I'm one of those lame joke tellers who has to pause twelve times to mentally run through the punchline. My ghost stories aren't a lot better. Five-year-olds have been known to sigh impatiently and walk away to check the score on the game.

But this time was different. This time I had a secret weapon. This time, I had special effects.

We were exploring a wooded creek, my son and I and two of his friends. One of the boys discovered some debris on the bank and got to wondering where it came from.

I decided to fill him in. I started weaving this spooky story about a strange old man who had been in a horrible accident, the result of a group of seven-year-old boys—boys just like you—ding dong ditching him. It ended badly for the old man, and he vowed to get revenge on any seven-year-old boys who ever had the bad luck to wander too close to his home—this creek.

A dog barked.

"He trained his dog to bark," I told them, "Whenever seven-year-old boys came around. That's his signal. He's probably getting ready even now."

Their eyes grew wide.

I continued with my tale, adding details as the scenery dictated.

Then one of the boys said, "What's that smell?"

"Yeah, what smells so bad?"

The smell was unmistakable—death. Right on cue.

First we spotted the maggots.

Then we saw the fur.

Some bones.

A spine.

A tail.

A head.

And the creepiest part of all — a butterfly, floating in stage left. A little too Silence of the Lambs for my liking.

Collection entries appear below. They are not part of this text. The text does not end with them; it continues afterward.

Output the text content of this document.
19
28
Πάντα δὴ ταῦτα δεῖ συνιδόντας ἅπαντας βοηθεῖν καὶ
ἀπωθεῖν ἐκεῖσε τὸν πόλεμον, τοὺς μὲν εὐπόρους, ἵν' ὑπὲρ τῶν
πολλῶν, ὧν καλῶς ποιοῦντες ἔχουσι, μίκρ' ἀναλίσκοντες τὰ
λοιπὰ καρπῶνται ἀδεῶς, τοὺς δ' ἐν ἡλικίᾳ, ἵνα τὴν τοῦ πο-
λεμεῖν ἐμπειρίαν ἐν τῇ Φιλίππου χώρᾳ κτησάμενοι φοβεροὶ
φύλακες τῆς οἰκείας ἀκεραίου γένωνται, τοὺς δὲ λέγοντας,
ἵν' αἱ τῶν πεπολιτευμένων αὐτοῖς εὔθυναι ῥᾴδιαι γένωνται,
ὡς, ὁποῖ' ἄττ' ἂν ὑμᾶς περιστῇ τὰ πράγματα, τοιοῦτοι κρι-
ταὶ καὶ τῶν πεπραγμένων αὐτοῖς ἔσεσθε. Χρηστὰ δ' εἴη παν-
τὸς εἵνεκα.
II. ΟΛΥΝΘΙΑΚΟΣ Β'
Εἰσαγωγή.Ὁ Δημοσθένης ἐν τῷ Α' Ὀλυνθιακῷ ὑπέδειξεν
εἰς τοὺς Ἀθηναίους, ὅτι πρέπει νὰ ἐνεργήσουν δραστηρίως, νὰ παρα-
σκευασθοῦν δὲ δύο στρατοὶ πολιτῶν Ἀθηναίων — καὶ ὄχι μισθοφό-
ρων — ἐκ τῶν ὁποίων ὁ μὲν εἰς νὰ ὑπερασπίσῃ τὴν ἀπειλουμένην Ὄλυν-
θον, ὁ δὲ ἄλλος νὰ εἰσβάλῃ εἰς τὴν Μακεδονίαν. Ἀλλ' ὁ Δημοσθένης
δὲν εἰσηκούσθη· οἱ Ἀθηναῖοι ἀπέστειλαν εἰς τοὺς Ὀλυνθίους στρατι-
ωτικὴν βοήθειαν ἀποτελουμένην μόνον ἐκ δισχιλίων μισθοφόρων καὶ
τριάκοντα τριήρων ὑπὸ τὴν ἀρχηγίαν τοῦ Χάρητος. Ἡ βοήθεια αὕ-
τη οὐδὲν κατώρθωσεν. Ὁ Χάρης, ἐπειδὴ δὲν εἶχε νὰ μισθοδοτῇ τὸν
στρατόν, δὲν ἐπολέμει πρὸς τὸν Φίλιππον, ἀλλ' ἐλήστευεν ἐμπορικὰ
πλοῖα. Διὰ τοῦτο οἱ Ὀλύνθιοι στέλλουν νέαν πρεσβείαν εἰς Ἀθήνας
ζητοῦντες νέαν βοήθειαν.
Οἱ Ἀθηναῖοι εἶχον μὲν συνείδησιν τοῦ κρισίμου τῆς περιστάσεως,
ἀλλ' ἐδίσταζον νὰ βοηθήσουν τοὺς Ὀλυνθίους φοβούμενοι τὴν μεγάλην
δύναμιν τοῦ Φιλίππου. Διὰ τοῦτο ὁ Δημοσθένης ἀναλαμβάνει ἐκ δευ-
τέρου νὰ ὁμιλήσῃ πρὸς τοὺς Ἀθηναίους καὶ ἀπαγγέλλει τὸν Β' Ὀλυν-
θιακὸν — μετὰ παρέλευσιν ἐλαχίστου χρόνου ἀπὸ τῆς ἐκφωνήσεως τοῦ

The two friends, sensible little boys, were properly disgusted and eager to get far away from the source of the stench. It was my child who wanted to investigate further. My child, who is still afraid to go to the bathroom at night in his own home, was suddenly fearless. He would have carried the skull home in his back pocket if I'd let him.

In fact, I think I'll let my husband do the next couple loads of laundry. Just in case.